Date: 2023-12-22,15:40-17:00
Location: CSIE R103
Speaker: Prof. Hung-Wei Tseng,University of California, Riverside
Host: Prof. Chia-Ling Yang
Abstract:
The significance of artificial intelligence (AI) and machine learning (ML) applications has changed the landscape of computer systems: AI accelerators start to emerge in a wide range of devices, from mobile phones to data center servers. In addition to the direct contribution of performance gain in AI/ML workloads, the introduction of AI/ML accelerators bring a new flavor of computation model, matrix processing model, that any matrix-based algorithm can leverage in theory. However, the highly application-specific designs of these accelerators place hurdles for a wider spectrum of workloads.

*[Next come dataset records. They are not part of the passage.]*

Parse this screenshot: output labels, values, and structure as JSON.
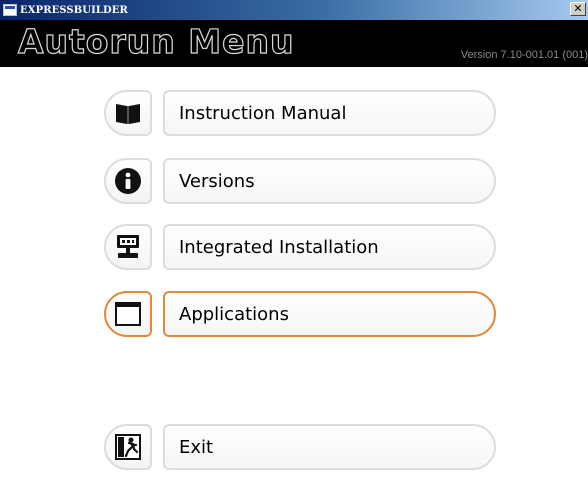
{
  "window": {
    "title": "EXPRESSBUILDER",
    "close_glyph": "✕"
  },
  "header": {
    "title": "Autorun Menu",
    "version": "Version 7.10-001.01 (001)"
  },
  "menu": {
    "items": [
      {
        "label": "Instruction Manual",
        "icon": "book-icon",
        "selected": false
      },
      {
        "label": "Versions",
        "icon": "info-icon",
        "selected": false
      },
      {
        "label": "Integrated Installation",
        "icon": "server-install-icon",
        "selected": false
      },
      {
        "label": "Applications",
        "icon": "window-icon",
        "selected": true
      },
      {
        "label": "Exit",
        "icon": "exit-door-icon",
        "selected": false
      }
    ]
  },
  "colors": {
    "selected_border": "#e38a3a",
    "pill_border": "#dcdcdc",
    "header_bg": "#000000"
  }
}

In this talk, Hung-Wei will discuss state-of-the-art AI/ML accelerators and share his experience in transforming existing algorithms to AI/ML-specific functions. Hung-Wei’s research group has demonstrated up to 288x speedup for database join operations through using NVIDIA’s tensor cores. compared with modern CPUs. If we can extend the design of AI/ML accelerators to support more matrix operations, a set of matrix applications, including dynamic programming based algorithms, can achieve more than 10x speedup over conventional GPUs.

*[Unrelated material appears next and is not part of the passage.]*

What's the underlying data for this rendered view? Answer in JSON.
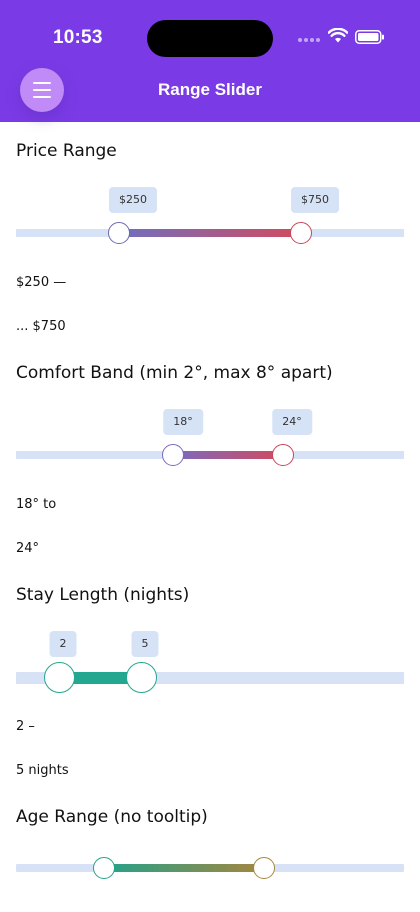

Finally, Hung-Wei will talk about the new programming model, paradigms that new hardware accelerators enable, simultaneous and heterogeneous multithreading (SHMT). By using GPUs and TPUs at the same time, SHMT reveals 2x speedup over state-of-the-art GPU implementations. Hung-Wei will also discuss some extensions that are essential to make the upcoming revolution of general-purpose computing successful.
Biography:
Hung-Wei is an associate professor in the Department of Electrical and Computer Engineering at the University of California, Riverside. He is now leading the Extreme Scale Computer Architecture Laboratory and focusing on accelerating applications through generalized computing on tensor processors, AI/ML accelerators, and leveraging intelligent data storage systems to streamline the data processing pipeline. Hung-Wei's research was recognized by a Facebook faculty research award and IEEE Micro "Top Picks from Computer Architecture" in 2020 for accelerating data-intensive applications by revisiting the storage system design. He got his Ph.D. from the Department of Computer Science and Engineering at the University of California, San Diego.